The cost for long-term care will rise, said Doug Graham, minister of Health and Social Services.
While the minister could not say how much fees-per-bed will grow, a proposal should be ready for the fall legislature.
The rising costs are on par with
the territory’s aging population. Fees haven’t kept up, said Graham.
“I don’t think there’s been an increase in 10 years,” he said. People currently pay about $18 a day, while each bed costs between $320 to $400 a day, depending on the facility and the care required.
The fee hike will consider the minimum amounts received from various pension programs, said Graham.
About 20 people are on a wait-list for long-term care across the territory.
Plans are being made to increase the number of available beds. This week, 10 residents moved into the Thomson Centre adjacent to Whitehorse General Hospital. They came from the hospital, other facilities and the community.
Last summer, 18 beds opened in the centre, which has the capacity for 44 beds.
“We are trying to work to get the rest of the Thomson Centre available,” he said.
That will require relocating some staff currently working in the building.
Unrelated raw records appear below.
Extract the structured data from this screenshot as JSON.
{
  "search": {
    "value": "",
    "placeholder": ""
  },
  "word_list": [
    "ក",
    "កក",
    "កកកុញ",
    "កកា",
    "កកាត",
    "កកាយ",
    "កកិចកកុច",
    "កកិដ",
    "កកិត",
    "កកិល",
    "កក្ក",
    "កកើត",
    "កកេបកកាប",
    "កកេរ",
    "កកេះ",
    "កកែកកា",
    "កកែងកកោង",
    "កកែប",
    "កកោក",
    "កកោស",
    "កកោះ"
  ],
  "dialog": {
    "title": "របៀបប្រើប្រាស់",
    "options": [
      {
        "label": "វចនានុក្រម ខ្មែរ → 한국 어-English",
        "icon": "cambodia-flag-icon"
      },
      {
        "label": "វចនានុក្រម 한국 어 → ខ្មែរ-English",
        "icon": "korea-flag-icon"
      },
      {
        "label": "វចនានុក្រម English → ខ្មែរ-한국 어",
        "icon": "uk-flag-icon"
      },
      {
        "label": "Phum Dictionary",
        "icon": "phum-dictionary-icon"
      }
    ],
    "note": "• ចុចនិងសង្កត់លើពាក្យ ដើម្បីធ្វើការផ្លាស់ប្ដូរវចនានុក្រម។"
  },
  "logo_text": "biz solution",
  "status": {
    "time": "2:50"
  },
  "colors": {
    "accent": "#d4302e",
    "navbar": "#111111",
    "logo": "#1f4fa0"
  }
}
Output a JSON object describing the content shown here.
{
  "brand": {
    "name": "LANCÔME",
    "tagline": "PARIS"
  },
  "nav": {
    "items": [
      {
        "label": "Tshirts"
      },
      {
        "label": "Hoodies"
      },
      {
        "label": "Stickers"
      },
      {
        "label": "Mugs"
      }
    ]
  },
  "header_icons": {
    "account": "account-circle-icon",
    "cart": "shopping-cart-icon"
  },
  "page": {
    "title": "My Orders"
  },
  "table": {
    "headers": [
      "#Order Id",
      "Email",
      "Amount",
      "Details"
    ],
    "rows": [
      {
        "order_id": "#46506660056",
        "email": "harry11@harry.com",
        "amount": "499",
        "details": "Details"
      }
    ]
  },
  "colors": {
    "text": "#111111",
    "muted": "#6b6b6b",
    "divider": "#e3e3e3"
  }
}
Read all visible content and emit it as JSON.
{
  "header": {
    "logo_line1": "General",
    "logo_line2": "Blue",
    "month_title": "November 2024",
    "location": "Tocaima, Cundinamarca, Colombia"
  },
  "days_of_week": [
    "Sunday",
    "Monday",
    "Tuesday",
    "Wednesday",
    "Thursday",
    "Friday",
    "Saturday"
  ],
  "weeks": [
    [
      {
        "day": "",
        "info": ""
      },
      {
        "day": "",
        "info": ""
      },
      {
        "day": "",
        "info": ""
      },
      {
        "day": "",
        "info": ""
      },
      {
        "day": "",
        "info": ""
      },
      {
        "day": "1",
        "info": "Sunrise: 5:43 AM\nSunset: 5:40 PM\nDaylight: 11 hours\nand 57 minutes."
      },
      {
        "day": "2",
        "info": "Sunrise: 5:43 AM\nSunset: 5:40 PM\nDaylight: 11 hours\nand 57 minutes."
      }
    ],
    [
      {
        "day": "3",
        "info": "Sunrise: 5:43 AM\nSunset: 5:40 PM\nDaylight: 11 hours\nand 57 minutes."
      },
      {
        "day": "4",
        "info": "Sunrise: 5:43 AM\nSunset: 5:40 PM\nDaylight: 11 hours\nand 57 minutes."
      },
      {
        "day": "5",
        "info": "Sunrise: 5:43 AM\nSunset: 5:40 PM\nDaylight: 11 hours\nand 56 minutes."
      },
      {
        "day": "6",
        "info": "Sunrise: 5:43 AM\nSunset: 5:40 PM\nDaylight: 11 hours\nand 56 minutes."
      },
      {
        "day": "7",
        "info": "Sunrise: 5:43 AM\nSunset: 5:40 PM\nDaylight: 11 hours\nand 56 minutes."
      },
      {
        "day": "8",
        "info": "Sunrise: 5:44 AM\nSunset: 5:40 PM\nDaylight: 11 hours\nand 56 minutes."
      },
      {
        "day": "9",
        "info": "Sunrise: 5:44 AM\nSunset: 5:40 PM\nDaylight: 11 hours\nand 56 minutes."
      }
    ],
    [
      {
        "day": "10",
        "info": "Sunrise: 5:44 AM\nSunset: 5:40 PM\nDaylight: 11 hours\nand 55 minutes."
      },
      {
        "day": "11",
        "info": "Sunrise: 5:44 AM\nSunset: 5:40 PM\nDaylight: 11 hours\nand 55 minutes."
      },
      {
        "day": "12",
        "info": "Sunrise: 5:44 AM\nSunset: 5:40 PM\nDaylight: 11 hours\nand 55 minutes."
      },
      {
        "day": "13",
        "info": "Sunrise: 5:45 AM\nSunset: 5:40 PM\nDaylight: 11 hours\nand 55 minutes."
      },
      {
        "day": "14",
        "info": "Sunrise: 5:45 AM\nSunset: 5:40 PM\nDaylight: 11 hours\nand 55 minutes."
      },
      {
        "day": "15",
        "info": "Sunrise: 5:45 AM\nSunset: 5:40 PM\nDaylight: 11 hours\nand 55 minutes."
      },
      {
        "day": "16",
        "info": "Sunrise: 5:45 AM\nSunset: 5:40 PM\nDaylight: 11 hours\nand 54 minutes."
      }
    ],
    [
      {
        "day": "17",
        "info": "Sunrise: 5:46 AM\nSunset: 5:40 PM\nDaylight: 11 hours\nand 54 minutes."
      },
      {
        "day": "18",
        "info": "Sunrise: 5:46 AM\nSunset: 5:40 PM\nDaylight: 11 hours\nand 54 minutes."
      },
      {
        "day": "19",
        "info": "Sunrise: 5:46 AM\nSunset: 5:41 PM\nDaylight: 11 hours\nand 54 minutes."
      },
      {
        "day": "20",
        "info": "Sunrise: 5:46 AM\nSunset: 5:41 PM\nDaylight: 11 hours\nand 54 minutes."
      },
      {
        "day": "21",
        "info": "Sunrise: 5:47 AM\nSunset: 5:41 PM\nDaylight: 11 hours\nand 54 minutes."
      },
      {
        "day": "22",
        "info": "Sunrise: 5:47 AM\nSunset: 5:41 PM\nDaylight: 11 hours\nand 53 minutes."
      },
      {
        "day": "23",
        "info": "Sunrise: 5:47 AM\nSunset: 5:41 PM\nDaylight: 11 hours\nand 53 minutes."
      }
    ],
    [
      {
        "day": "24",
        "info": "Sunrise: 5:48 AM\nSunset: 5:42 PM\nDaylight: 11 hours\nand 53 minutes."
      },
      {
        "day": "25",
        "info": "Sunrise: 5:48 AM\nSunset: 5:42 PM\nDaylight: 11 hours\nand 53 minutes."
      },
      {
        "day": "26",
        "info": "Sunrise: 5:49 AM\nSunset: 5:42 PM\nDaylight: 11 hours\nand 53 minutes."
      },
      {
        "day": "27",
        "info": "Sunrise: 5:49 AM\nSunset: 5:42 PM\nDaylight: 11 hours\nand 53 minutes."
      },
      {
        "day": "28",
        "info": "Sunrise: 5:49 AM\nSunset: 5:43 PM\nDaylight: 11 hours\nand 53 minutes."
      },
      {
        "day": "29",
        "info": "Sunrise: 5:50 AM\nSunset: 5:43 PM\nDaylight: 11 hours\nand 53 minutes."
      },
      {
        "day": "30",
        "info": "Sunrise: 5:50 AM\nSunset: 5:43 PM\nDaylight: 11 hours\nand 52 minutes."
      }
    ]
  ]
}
It’s unclear when the moves will happen, said Graham.
A small palliative care unit may end up in the centre, he said. But this will require renovations, expected to take four to six months.
“We’re hoping to get it done relatively quickly,” said Graham.
The government would like to see another long-term care facility built, whether operated privately or by the government. A company has expressed interest in operating a long-term care facility in Whitehorse, said Graham. The government is waiting to see a proposal from the company, and will consider it if it seems reasonable.
The department is also working to address the need for doctors in the territory.
Part of the shortage is due to the ending of a special licence program for international medical graduates. Under the program, doctors could practise for five years in the Yukon before having to take a national exam. It ended in 2010.
Right now, the territory does not have enough doctors trained as supervisors to run the program. The department is working on a deal to have doctors sent out of the Yukon to be trained as supervisors. The agreement should hopefully be in place by the end of the fall, and will likely be with Alberta, he said.
Graham had no update on the search for a doctor for Watson Lake, but is “very optimistic” one will be found.